People have told me that it's possible to get a refund from Microsoft for a bundled operating system you didn't want.<p>How exactly do I go about doing that?<p>For the first time in a while, instead of building a desktop machine from components, I want to buy a compact desktop (the Asus Eee Box, to be exact), but it includes Microsoft XP, which I don't want.<p>Neither Asus nor the retailer will sell it to me without XP.<p>So if I do buy it, I'd want to ask Microsoft for a refund for XP.<p>IIRC, people who've done it said don't even turn on the computer before applying for the refund, and keep all the OS media sealed, so that it can be returned intact.<p>Does anyone here have experience with this, and is there anything else I'd need to do?
======
fractallyte
You should contact the manufacturer of the computer (not the reseller and not
Microsoft).

It's unlikely they'll just refund your money. You'll need to insist, and be
prepared to stand your ground - they will evade, and invent excuses.

Record all communication: phone calls ('This call may be recorded...' does not
state which party may record the call, so phone conversation is arguably fair
game!), letters, screenshots to demonstrate that you've removed Windows, etc.

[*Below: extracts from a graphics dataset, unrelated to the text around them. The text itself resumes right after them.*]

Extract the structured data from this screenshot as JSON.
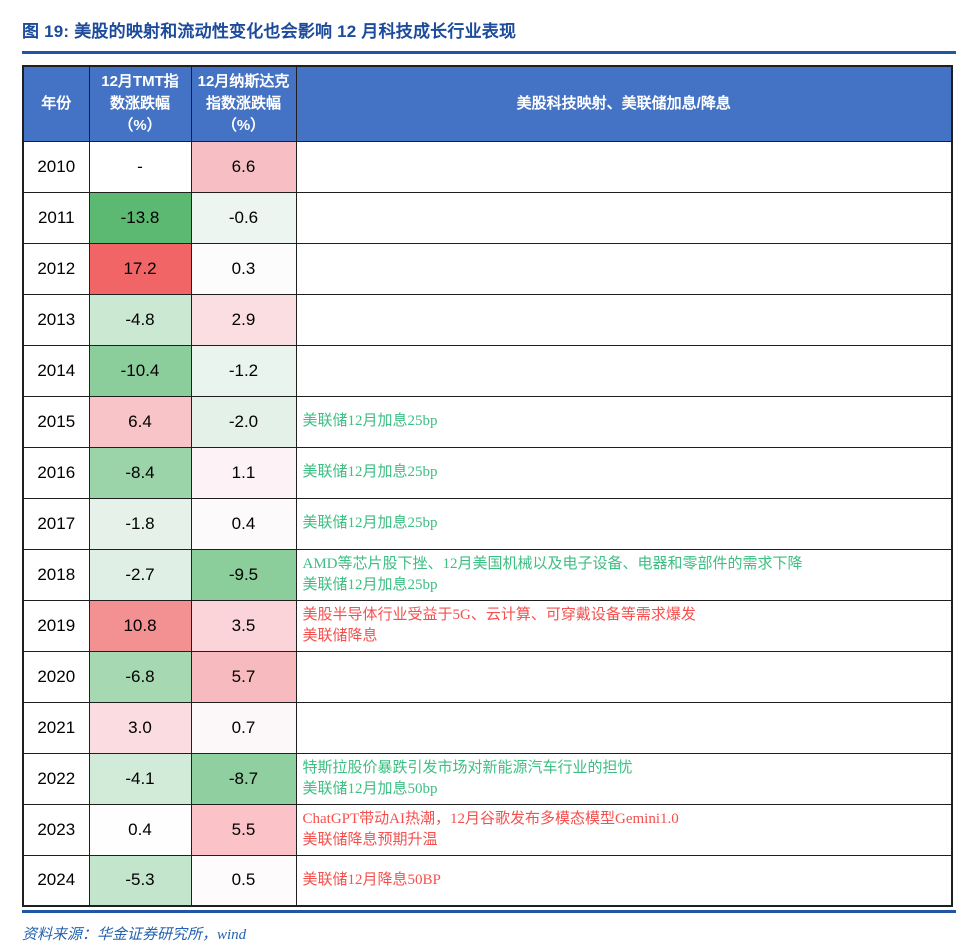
{
  "figure": {
    "title": "图 19: 美股的映射和流动性变化也会影响 12 月科技成长行业表现",
    "source": "资料来源：华金证券研究所，wind"
  },
  "colors": {
    "header_bg": "#4472C4",
    "header_text": "#FFFFFF",
    "title_text": "#1D4B9B",
    "rule": "#2156A5",
    "border": "#1F1F1F",
    "note_green": "#3DBE82",
    "note_red": "#F4504E",
    "source_text": "#2563B0",
    "heat_strong_green": "#5BB971",
    "heat_strong_red": "#F26567"
  },
  "table": {
    "headers": [
      "年份",
      "12月TMT指数涨跌幅（%）",
      "12月纳斯达克指数涨跌幅（%）",
      "美股科技映射、美联储加息/降息"
    ],
    "rows": [
      {
        "year": "2010",
        "tmt": "-",
        "tmt_bg": "#FFFFFF",
        "nasdaq": "6.6",
        "nasdaq_bg": "#F7BFC3",
        "notes": [],
        "note_color": ""
      },
      {
        "year": "2011",
        "tmt": "-13.8",
        "tmt_bg": "#5BB971",
        "nasdaq": "-0.6",
        "nasdaq_bg": "#EDF5F1",
        "notes": [],
        "note_color": ""
      },
      {
        "year": "2012",
        "tmt": "17.2",
        "tmt_bg": "#F26567",
        "nasdaq": "0.3",
        "nasdaq_bg": "#FCFCFD",
        "notes": [],
        "note_color": ""
      },
      {
        "year": "2013",
        "tmt": "-4.8",
        "tmt_bg": "#CBE8D2",
        "nasdaq": "2.9",
        "nasdaq_bg": "#FBDEE2",
        "notes": [],
        "note_color": ""
      },
      {
        "year": "2014",
        "tmt": "-10.4",
        "tmt_bg": "#8BCD9B",
        "nasdaq": "-1.2",
        "nasdaq_bg": "#E9F4EE",
        "notes": [],
        "note_color": ""
      },
      {
        "year": "2015",
        "tmt": "6.4",
        "tmt_bg": "#F8C4C8",
        "nasdaq": "-2.0",
        "nasdaq_bg": "#E4F1E9",
        "notes": [
          "美联储12月加息25bp"
        ],
        "note_color": "green"
      },
      {
        "year": "2016",
        "tmt": "-8.4",
        "tmt_bg": "#9CD4A9",
        "nasdaq": "1.1",
        "nasdaq_bg": "#FDF3F6",
        "notes": [
          "美联储12月加息25bp"
        ],
        "note_color": "green"
      },
      {
        "year": "2017",
        "tmt": "-1.8",
        "tmt_bg": "#E5F1E9",
        "nasdaq": "0.4",
        "nasdaq_bg": "#FDFAFC",
        "notes": [
          "美联储12月加息25bp"
        ],
        "note_color": "green"
      },
      {
        "year": "2018",
        "tmt": "-2.7",
        "tmt_bg": "#E0EFE6",
        "nasdaq": "-9.5",
        "nasdaq_bg": "#8CCD9C",
        "notes": [
          "AMD等芯片股下挫、12月美国机械以及电子设备、电器和零部件的需求下降",
          "美联储12月加息25bp"
        ],
        "note_color": "green"
      },
      {
        "year": "2019",
        "tmt": "10.8",
        "tmt_bg": "#F29092",
        "nasdaq": "3.5",
        "nasdaq_bg": "#FAD4D9",
        "notes": [
          "美股半导体行业受益于5G、云计算、可穿戴设备等需求爆发",
          "美联储降息"
        ],
        "note_color": "red"
      },
      {
        "year": "2020",
        "tmt": "-6.8",
        "tmt_bg": "#A6D8B1",
        "nasdaq": "5.7",
        "nasdaq_bg": "#F7BABF",
        "notes": [],
        "note_color": ""
      },
      {
        "year": "2021",
        "tmt": "3.0",
        "tmt_bg": "#FBDCE1",
        "nasdaq": "0.7",
        "nasdaq_bg": "#FCF8FA",
        "notes": [],
        "note_color": ""
      },
      {
        "year": "2022",
        "tmt": "-4.1",
        "tmt_bg": "#D2EAD8",
        "nasdaq": "-8.7",
        "nasdaq_bg": "#90CF9F",
        "notes": [
          "特斯拉股价暴跌引发市场对新能源汽车行业的担忧",
          "美联储12月加息50bp"
        ],
        "note_color": "green"
      },
      {
        "year": "2023",
        "tmt": "0.4",
        "tmt_bg": "#FEFEFE",
        "nasdaq": "5.5",
        "nasdaq_bg": "#FBC2C7",
        "notes": [
          "ChatGPT带动AI热潮，12月谷歌发布多模态模型Gemini1.0",
          "美联储降息预期升温"
        ],
        "note_color": "red"
      },
      {
        "year": "2024",
        "tmt": "-5.3",
        "tmt_bg": "#C3E5CB",
        "nasdaq": "0.5",
        "nasdaq_bg": "#FDFBFC",
        "notes": [
          "美联储12月降息50BP"
        ],
        "note_color": "red"
      }
    ]
  }
}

The legal background is this:the manufacturer is bundling their hardware with
a third party product ('tying'). In the UK (and EU) this violates the 1998
Competition Act, and gives you grounds to take the manufacturer to a Small
Claims Court.

There's a whole section in the Civil Procedure Rules devoted to competition
issues:
[http://www.justice.gov.uk/civil/procrules_fin/contents/pract...](http://www.justice.gov.uk/civil/procrules_fin/contents/practice_directions/competitionlaw_pd.htm)

Basically, you will need to inform the Office of Fair Trading about your case,
and apply to transfer the hearing to the from the usual County Court to the
Chancery Division. A county court is obligated to help with procedure (but
never advice), so don't be afraid to embark on such action yourself.

I'm involved in a similar action at the moment against Samsung. Unfortunately,
the Office of Fair Trading brushed aside my case, so I've made a formal
complaint against THEM. I'm pushing ahead carefully and intend to see this
through to the end.

Of course, these laws and procedures apply in the UK (and similarly throughout
the EU), but if you're in the US or elsewhere, there ought to be equivalents.

The most important thing to realise is this: you DO NOT need expensive legal
representation, and the anti-competition laws are designed to protect
consumers from these practices. It may be that the manufacturer will surrender
to your demands if they see you're serious.